What is the name of the domain?
example.com
What is the error number?
WAF Custom Rules not blocking bots
What is the error message?
No error message
What is the issue you’re encountering
I just started using Cloudflare to redirect (301) traffic from multiple dating domains I have to offers on dating networks to try and stop all the bot traffic which is messing up my stats. All the bots are trying common pages like mydomain/wp, mydomain/wordpress, mydomain/xmlrpc etc. which don’t exist. I read up that just using WAF that replaced the firewall rules would block these, but it’s still not working.

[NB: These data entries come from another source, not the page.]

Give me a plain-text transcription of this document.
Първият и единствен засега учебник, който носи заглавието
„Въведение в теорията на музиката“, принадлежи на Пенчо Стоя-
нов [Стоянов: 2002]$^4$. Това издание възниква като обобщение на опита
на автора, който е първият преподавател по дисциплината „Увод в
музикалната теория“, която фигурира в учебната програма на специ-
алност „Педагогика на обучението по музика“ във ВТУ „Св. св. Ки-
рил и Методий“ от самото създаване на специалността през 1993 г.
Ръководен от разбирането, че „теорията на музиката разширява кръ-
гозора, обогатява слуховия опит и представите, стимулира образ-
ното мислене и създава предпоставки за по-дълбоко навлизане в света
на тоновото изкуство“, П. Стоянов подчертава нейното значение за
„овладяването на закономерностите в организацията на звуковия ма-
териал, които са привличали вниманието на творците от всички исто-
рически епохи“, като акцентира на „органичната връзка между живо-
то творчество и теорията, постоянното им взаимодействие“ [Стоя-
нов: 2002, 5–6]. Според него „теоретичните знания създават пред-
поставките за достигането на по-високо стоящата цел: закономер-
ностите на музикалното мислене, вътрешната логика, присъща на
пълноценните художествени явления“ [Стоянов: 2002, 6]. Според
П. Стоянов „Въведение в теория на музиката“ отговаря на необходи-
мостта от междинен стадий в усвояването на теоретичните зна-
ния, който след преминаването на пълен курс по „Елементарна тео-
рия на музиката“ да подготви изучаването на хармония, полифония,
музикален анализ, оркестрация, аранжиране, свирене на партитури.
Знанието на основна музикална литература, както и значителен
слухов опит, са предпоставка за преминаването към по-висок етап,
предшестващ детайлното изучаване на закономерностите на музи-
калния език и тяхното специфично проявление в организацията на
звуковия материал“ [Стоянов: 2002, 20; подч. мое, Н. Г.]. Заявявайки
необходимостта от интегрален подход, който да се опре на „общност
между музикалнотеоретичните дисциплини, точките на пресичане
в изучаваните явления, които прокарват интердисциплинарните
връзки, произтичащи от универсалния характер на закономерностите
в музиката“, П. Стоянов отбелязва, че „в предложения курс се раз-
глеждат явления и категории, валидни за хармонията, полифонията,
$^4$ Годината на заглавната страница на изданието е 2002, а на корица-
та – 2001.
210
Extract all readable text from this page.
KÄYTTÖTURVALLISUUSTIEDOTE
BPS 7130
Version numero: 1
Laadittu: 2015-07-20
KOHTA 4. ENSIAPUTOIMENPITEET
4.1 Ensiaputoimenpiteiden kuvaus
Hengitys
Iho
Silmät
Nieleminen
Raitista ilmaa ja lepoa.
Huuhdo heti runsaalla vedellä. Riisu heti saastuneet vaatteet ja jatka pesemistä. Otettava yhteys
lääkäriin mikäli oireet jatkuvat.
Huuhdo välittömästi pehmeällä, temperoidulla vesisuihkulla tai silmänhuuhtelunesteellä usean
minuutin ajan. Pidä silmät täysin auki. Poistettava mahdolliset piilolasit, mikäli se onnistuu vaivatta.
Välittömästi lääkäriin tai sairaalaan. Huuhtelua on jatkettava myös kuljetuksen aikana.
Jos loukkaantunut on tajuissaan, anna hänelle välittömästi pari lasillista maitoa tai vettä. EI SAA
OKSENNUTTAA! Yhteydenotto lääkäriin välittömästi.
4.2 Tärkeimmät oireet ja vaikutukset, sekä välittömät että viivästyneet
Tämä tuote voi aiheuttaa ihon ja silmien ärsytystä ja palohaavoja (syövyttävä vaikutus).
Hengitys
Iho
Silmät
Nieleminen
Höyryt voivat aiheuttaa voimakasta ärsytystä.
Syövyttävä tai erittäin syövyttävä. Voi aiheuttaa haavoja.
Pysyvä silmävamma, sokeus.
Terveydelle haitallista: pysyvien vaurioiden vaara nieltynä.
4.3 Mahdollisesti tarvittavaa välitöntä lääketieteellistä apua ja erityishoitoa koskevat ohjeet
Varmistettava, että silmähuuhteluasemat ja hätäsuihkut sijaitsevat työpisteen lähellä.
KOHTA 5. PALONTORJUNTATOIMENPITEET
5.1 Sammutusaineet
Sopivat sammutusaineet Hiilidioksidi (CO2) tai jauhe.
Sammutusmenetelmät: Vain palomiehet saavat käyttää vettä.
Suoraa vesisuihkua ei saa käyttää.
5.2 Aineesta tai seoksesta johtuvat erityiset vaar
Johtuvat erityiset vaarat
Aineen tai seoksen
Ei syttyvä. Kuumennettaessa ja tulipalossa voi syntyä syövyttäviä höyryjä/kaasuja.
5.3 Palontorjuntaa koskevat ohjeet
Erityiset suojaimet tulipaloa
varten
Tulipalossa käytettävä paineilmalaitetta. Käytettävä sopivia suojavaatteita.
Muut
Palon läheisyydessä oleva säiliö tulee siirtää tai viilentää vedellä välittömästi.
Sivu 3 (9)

What steps have you taken to resolve the issue?
I have Full (Strict) SSL/TLS and set the rules as shown in the screenshots. But the bots are still getting through. I’m on the Cloudflare Free Plan.
Screenshot of the error
I replicated your simple rule on my test domain, and requests to /wp
and /wordpress
are blocked as espected: https://www.cftest.fun/wp
Is the domain proxied ()?
If the traffic is not going through Cloudflare’s Proxy, most of Cloudflare’s features (including WAF) aren’t going to work.
Hi George,
Thank you for your quick reply, I have Full (strict) SSL/TLS enabled. But maybe not proxied as you suggested, could you please link to the instructions on how to do this, or please tell me?
Many thanks for your help.
If Cloudflare’s Universal SSL is indeed working for your domain, then the domain must necessarily be proxied.
But you can look over your Cloudflare DNS records to confirm to the Proxy Status.
NB: If you have access to DM, you can DM me your domain so I can test it from my side of the pond.